Take 25: 25 Things To Do as a PTA Leader
This May 25, join PTAs across the country in observing National Missing Children’s Day, annually commemorated by the National Center for Missing & Exploited Children® to remind families and communities to make child safety a priority. Organize community events that address child safety issues, and encourage families to take 25 minutes to talk to their kids about how to stay safe.
PTA is proud to support the Take 25 campaign and National Missing Children’s Day as part of its century-long commitment to promoting the safety and welfare of our nation’s children.
Below are several ways your PTA can take May 25 to help kids stay safe.
Be sure to visit Take 25.org to register your events and to find related activities already planned in your community.
- Talk to the school principal about decorating a hallway or other area of the school with a child safety theme.
- Consider turning an existing school event, such as a carnival or field day, into a Take 25 event.
- Issue a special edition of the PTA newsletter, or start a regular column, focusing on child safety.
- Download and use the Take 25 materials created by the National Center for Missing & Exploited Children®, which include reproducible tip sheets, talking points, media tools, and Web banners.
- Write a letter to or schedule a visit with decision makers and elected representatives to express your concerns about child safety issues.
- Hold a student essay or art contest with school safety as the theme. Consider turning the winning pieces into a calendar that could be sold to raise money for future safety programs.
- Talk to your local cable provider about placing an announcement or short video on its station to promote your Take 25 events or child safety in general.
- Invite a relevant speaker (a police chief, fire department chief, or advocate with a success story) to your PTA meeting to discuss the importance of child safety.

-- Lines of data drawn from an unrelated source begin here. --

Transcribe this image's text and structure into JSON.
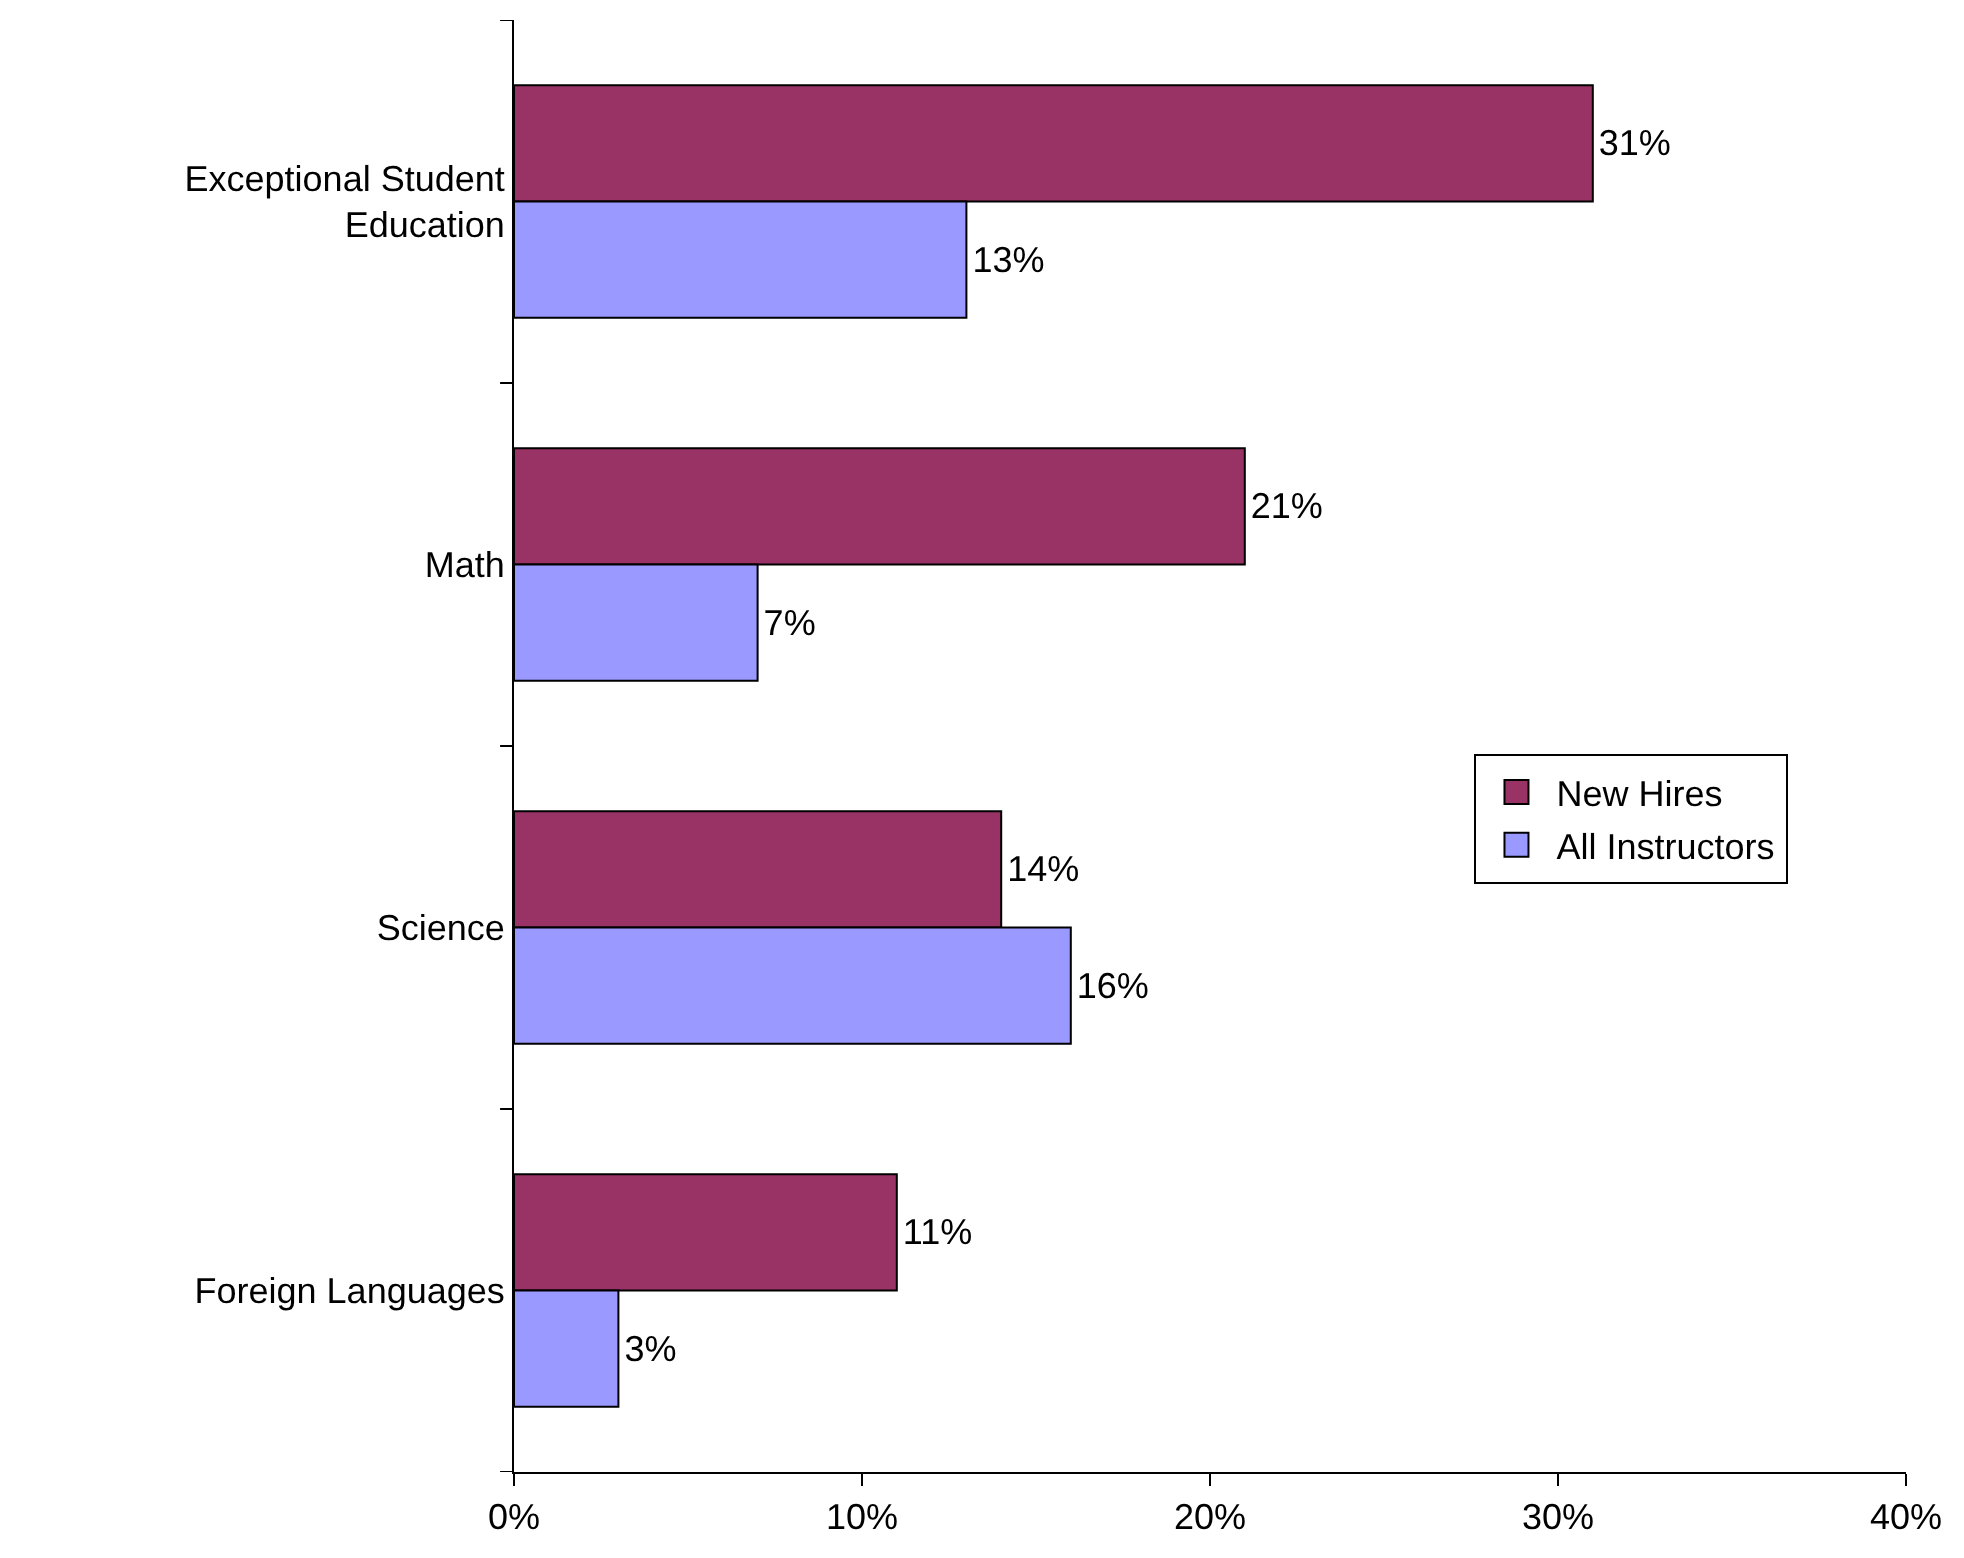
{
  "chart_data": {
    "type": "bar",
    "orientation": "horizontal",
    "categories": [
      "Exceptional Student Education",
      "Math",
      "Science",
      "Foreign Languages"
    ],
    "series": [
      {
        "name": "New Hires",
        "color": "#993366",
        "values": [
          31,
          21,
          14,
          11
        ],
        "value_labels": [
          "31%",
          "21%",
          "14%",
          "11%"
        ]
      },
      {
        "name": "All Instructors",
        "color": "#9999ff",
        "values": [
          13,
          7,
          16,
          3
        ],
        "value_labels": [
          "13%",
          "7%",
          "16%",
          "3%"
        ]
      }
    ],
    "xlim": [
      0,
      40
    ],
    "xticks": [
      {
        "value": 0,
        "label": "0%"
      },
      {
        "value": 10,
        "label": "10%"
      },
      {
        "value": 20,
        "label": "20%"
      },
      {
        "value": 30,
        "label": "30%"
      },
      {
        "value": 40,
        "label": "40%"
      }
    ],
    "grid": false,
    "legend": "right"
  }
}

- Take steps toward establishing a schoolwide bullying prevention program, or evaluate your current program to see if improvements can be made. Visit the Stop Bullying Now website to learn about programs that have been successful at other schools or to share your own success story.
- Talk to local merchants about placing fliers in their businesses to promote your Take 25 events or child safety in general.
- Talk to the principal about sending home with every student a copy of “25 Things to Do as a Parent.”
- Form a committee to explore the creation of a Safe Routes to School program for next school year.
- Hold a parent forum to give parents an opportunity to share their opinions, insights, and concerns regarding child safety issues. Invite key community decision makers to participate.
- Arrange to have CPR training at your school for interested parents or older students.
- Work with your school librarian to create a list of books that can start discussions about child safety. Hold a reading night showcasing these titles.
- Coordinate a student letter-writing campaign. Have students write letters to community leaders and elected representatives, expressing their safety concerns. Deliver these letters in person and encourage leaders to spend 25 minutes talking with their own children about how to stay safe.
- Talk to the principal about allowing all teachers to spend 25 minutes of a school day talking with students about safety.
- Look into enrolling your school in the Kidz-IDz School ID Card Program, through which students can receive plastic photo ID cards. Kidz-IDz is a National Member Benefits Provider of PTA; the School ID Card Program is free to PTA-affiliated schools.
- Ask your mayor to issue a proclamation recognizing May 25 as National Missing Children’s Day.
- Hold a candlelight vigil. Invite speakers with moving stories to tell (e.g., police officers, firefighters, parents), as well as the school choir.
- Ask the local fire department to give tours of a fire engine and talk to students about fire safety.
- Devote part of your May PTA meeting to sharing a NetSmartz® Internet Safety Presentation.
- Work with the local American Red Cross chapter to hold a babysitting class at your middle or high school.
- Talk to the principal and art teachers about sponsoring a student-created mural in or outside of the school that illustrates ways students can stay safe.
- Work with community partners to plan a child safety fair. In addition, visit Take 25.org to post your events so other organizations can contact you about getting involved, or to find events in your community on which to partner.